This article is an excerpt from the Gun Digest Book of Classic Combat Rifles.
Military surgeons all over the world have asked the United Nations to ban small caliber high-velocity rounds in combat — including the 5.56×45mm and the 5.45×39mm cartridges — which they believe cause unnecessary pain and suffering.
Switzerland re-designed the M855/SS109 round with a thicker jacket to stop fragmentation upon impact.
This new cartridge, however, was significantly more accurate at longer ranges than the M193 Ball cartridge, boosting the maximum effective range to 800 meters. To accommodate this new cartridge, a new barrel twist — from 1:12 inches to 1:7 inches — was required to stabilize the heavier 62-grain bullet.
There was a catch: the SS109 ammunition could not be fired accurately in an M16/M16A1 rifle due to its slower rifling twist. The bullet would not stabilize and would “keyhole” in flight. This new cartridge was about to be adopted as the M855 Ball cartridge of the U.S. military and the new PIP project would redesign the M16A1 rifle around this cartridge.
The United States Marine Corps began negotiations with Colt in January of 1980, asking for three modified rifles that would make use of the new FN SS109/XM855 cartridge and would incorporate four Marine-designated changes:
1. The sights must be adjustable to 800 meters.
2. The bullet must be accurate to 800 meters and possess the capability to penetrate all known steel helmets and body armor at 800 meters.

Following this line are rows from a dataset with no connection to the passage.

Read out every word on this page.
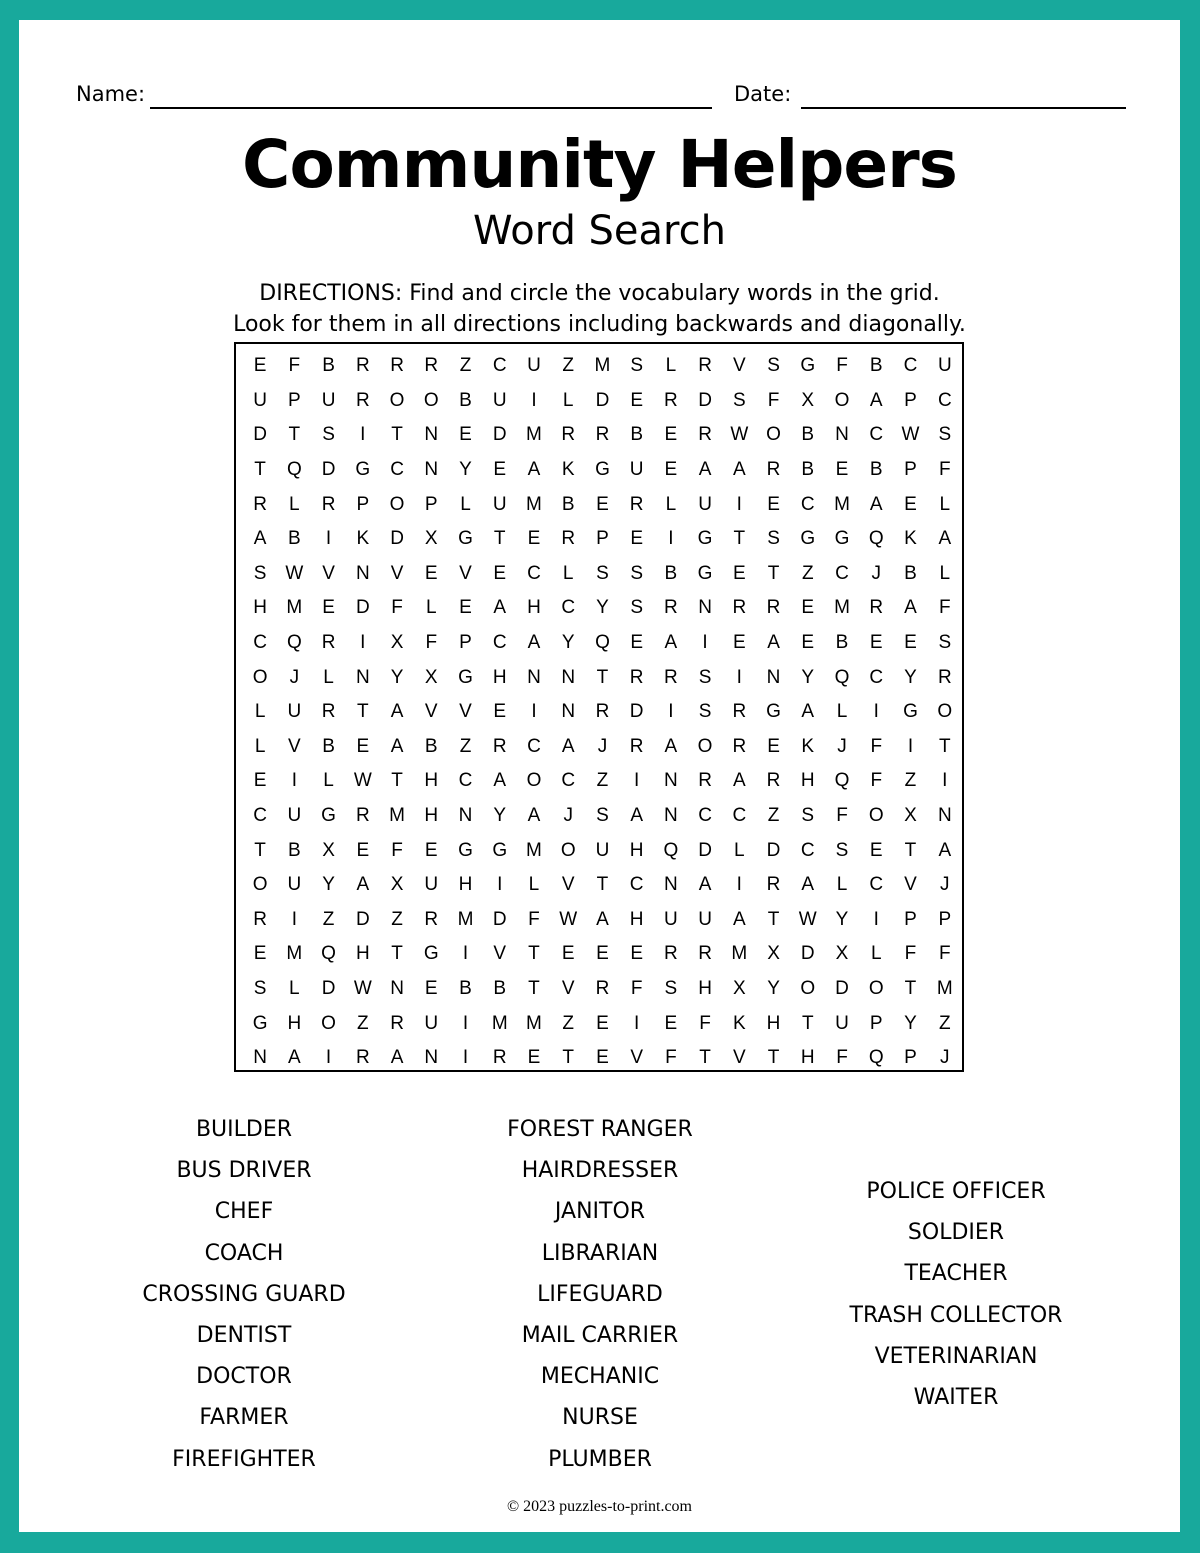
Name:	Date:
Community Helpers
Word Search
DIRECTIONS: Find and circle the vocabulary words in the grid.
Look for them in all directions including backwards and diagonally.
E	F	B	R	R	R	Z	C	U	Z	M	S	L	R	V	S	G	F	B	C	U
U	P	U	R	O	O	B	U	I	L	D	E	R	D	S	F	X	O	A	P	C
D	T	S	I	T	N	E	D	M	R	R	B	E	R	W	O	B	N	C	W	S
T	Q	D	G	C	N	Y	E	A	K	G	U	E	A	A	R	B	E	B	P	F
R	L	R	P	O	P	L	U	M	B	E	R	L	U	I	E	C	M	A	E	L
A	B	I	K	D	X	G	T	E	R	P	E	I	G	T	S	G	G	Q	K	A
S	W	V	N	V	E	V	E	C	L	S	S	B	G	E	T	Z	C	J	B	L
H	M	E	D	F	L	E	A	H	C	Y	S	R	N	R	R	E	M	R	A	F
C	Q	R	I	X	F	P	C	A	Y	Q	E	A	I	E	A	E	B	E	E	S
O	J	L	N	Y	X	G	H	N	N	T	R	R	S	I	N	Y	Q	C	Y	R
L	U	R	T	A	V	V	E	I	N	R	D	I	S	R	G	A	L	I	G	O
L	V	B	E	A	B	Z	R	C	A	J	R	A	O	R	E	K	J	F	I	T
E	I	L	W	T	H	C	A	O	C	Z	I	N	R	A	R	H	Q	F	Z	I
C	U	G	R	M	H	N	Y	A	J	S	A	N	C	C	Z	S	F	O	X	N
T	B	X	E	F	E	G	G	M	O	U	H	Q	D	L	D	C	S	E	T	A
O	U	Y	A	X	U	H	I	L	V	T	C	N	A	I	R	A	L	C	V	J
R	I	Z	D	Z	R	M	D	F	W	A	H	U	U	A	T	W	Y	I	P	P
E	M	Q	H	T	G	I	V	T	E	E	E	R	R	M	X	D	X	L	F	F
S	L	D	W	N	E	B	B	T	V	R	F	S	H	X	Y	O	D	O	T	M
G	H	O	Z	R	U	I	M	M	Z	E	I	E	F	K	H	T	U	P	Y	Z
N	A	I	R	A	N	I	R	E	T	E	V	F	T	V	T	H	F	Q	P	J
BUILDER
BUS DRIVER
CHEF
COACH
CROSSING GUARD
DENTIST
DOCTOR
FARMER
FIREFIGHTER
FOREST RANGER
HAIRDRESSER
JANITOR
LIBRARIAN
LIFEGUARD
MAIL CARRIER
MECHANIC
NURSE
PLUMBER
POLICE OFFICER
SOLDIER
TEACHER
TRASH COLLECTOR
VETERINARIAN
WAITER
© 2023 puzzles-to-print.com
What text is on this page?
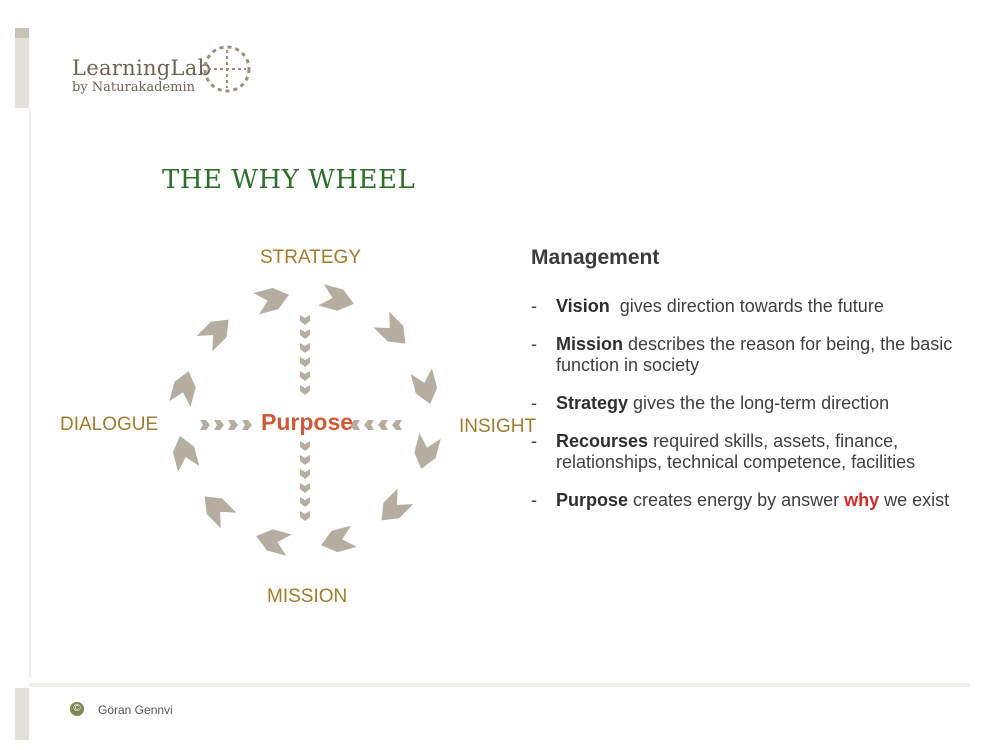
LearningLab
by Naturakademin
THE WHY WHEEL
STRATEGY
DIALOGUE	INSIGHT
MISSION
Purpose
Management
- Vision  gives direction towards the future
- Mission describes the reason for being, the basic function in society
- Strategy gives the the long-term direction
- Recourses required skills, assets, finance, relationships, technical competence, facilities
- Purpose creates energy by answer why we exist
© Göran Gennvi
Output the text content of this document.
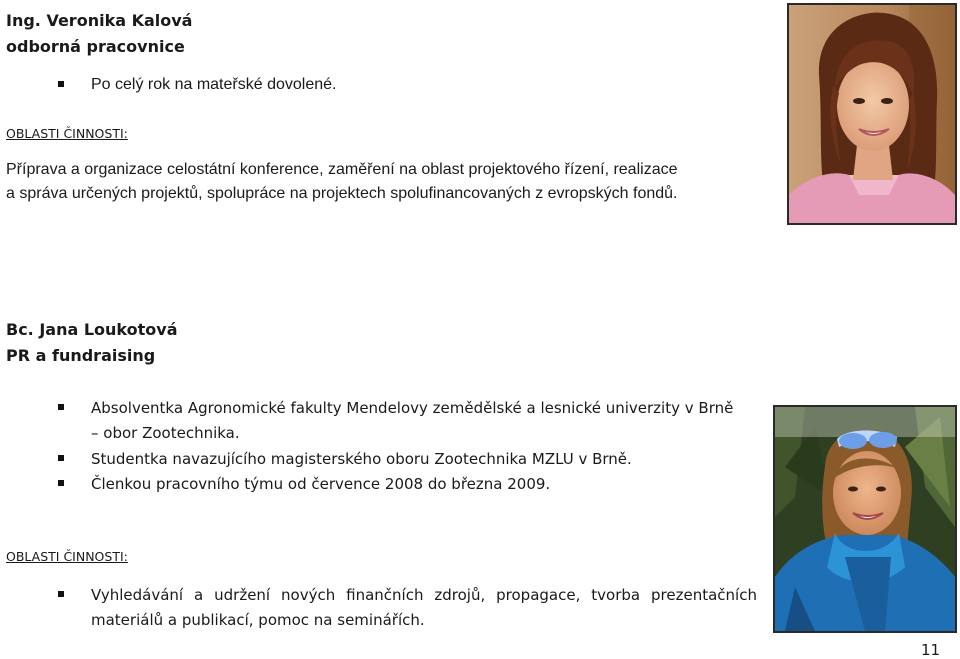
Ing. Veronika Kalová
odborná pracovnice
Po celý rok na mateřské dovolené.
OBLASTI ČINNOSTI:
Příprava a organizace celostátní konference, zaměření na oblast projektového řízení, realizace
a správa určených projektů, spolupráce na projektech spolufinancovaných z evropských fondů.
Bc. Jana Loukotová
PR a fundraising
Absolventka Agronomické fakulty Mendelovy zemědělské a lesnické univerzity v Brně
– obor Zootechnika.
Studentka navazujícího magisterského oboru Zootechnika MZLU v Brně.
Členkou pracovního týmu od července 2008 do března 2009.
OBLASTI ČINNOSTI:
Vyhledávání a udržení nových finančních zdrojů, propagace, tvorba prezentačních
materiálů a publikací, pomoc na seminářích.
11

3. The strength of the plastic stock, pistol grip and handguards — as well as the strength of the exposed portion of the barrel — must be improved.

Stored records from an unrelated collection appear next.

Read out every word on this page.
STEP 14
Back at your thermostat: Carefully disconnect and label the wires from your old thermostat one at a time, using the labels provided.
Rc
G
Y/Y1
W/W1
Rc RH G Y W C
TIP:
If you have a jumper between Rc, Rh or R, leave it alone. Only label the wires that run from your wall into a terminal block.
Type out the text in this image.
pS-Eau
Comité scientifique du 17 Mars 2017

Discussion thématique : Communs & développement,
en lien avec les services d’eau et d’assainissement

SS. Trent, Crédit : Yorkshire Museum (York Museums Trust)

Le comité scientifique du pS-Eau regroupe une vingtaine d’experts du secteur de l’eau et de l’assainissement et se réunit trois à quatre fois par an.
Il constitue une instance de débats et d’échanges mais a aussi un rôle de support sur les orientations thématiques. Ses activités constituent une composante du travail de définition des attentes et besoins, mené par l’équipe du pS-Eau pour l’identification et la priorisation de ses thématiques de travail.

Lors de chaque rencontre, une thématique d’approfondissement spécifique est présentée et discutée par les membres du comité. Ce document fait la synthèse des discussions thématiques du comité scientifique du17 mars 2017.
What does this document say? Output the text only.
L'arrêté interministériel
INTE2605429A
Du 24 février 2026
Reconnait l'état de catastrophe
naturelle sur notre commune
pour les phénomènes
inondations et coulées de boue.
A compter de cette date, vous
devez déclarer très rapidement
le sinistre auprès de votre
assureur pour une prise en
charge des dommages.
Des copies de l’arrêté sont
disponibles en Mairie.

4. The rifle must have the full-auto capability replaced with a 3-shot burst mode.
The Joint Services Small Arms Program (JSSAP) PIP
The first rifles arrived from Colt in November of 1981. The USMC Firepower Division at Quantico, Virginia, would lead the PIP project. On November 11th, 20 Marines and 10 soldiers from the 197th Infantry Brigade at Fort Benning, Georgia, would take 30 M16A1 rifles and 30 M16A1E1 (PIP rifles) and test them for a month.

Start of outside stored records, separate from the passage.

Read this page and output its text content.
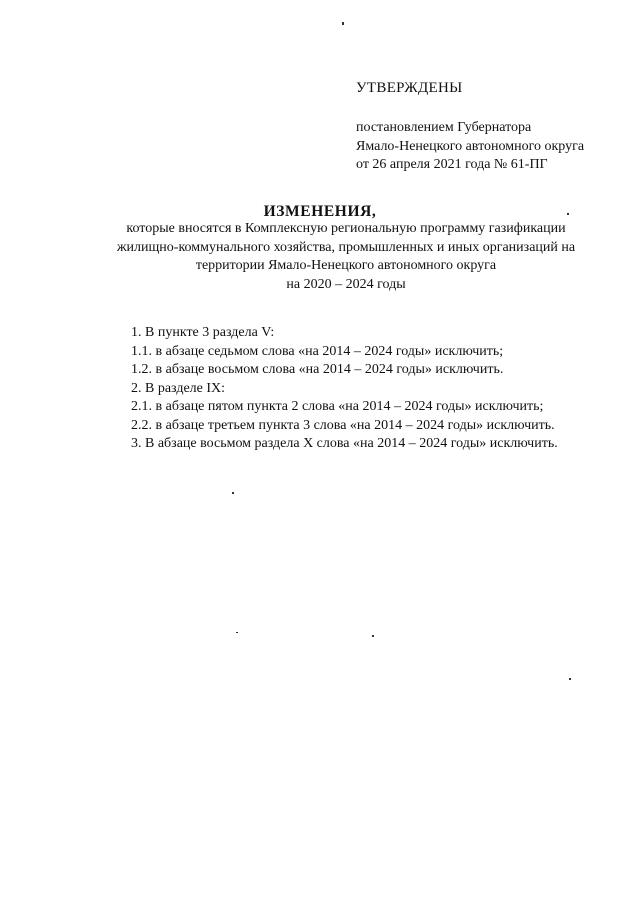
УТВЕРЖДЕНЫ
постановлением Губернатора
Ямало-Ненецкого автономного округа
от 26 апреля 2021 года № 61-ПГ
ИЗМЕНЕНИЯ,
которые вносятся в Комплексную региональную программу газификации
жилищно-коммунального хозяйства, промышленных и иных организаций на
территории Ямало-Ненецкого автономного округа
на 2020 – 2024 годы
1. В пункте 3 раздела V:
1.1. в абзаце седьмом слова «на 2014 – 2024 годы» исключить;
1.2. в абзаце восьмом слова «на 2014 – 2024 годы» исключить.
2. В разделе IX:
2.1. в абзаце пятом пункта 2 слова «на 2014 – 2024 годы» исключить;
2.2. в абзаце третьем пункта 3 слова «на 2014 – 2024 годы» исключить.
3. В абзаце восьмом раздела X слова «на 2014 – 2024 годы» исключить.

The test report was issued on December 11th and the conclusions were as follows:
• The sights were easily adjusted in the field by hand rather than with a bullet tip.
• Increased the effectiveness at long range, more so than the M16A1.
• More durable plastic furniture on the M16A1E1, for hand-to-hand combat.
• Sights were better for low-light conditions thanks to a larger-diameter (5mm) close-range aperture in the rear sight.
• Increased ammunition conservation and more effective fire with the 3-round burst than with full-auto fire.
• Utilized the XM855 NATO (SS109) ammunition, which improves the accuracy and penetration at all ranges. The product-improvement (PIP) “M16A1E1” was classified as the M16A2 in September of 1982 and was adopted by the United States Marine Corps in November of 1983. The Marines ordered 76,000 M16A2 rifles from Colt. The Army did not adopt the M16A2 until 1986.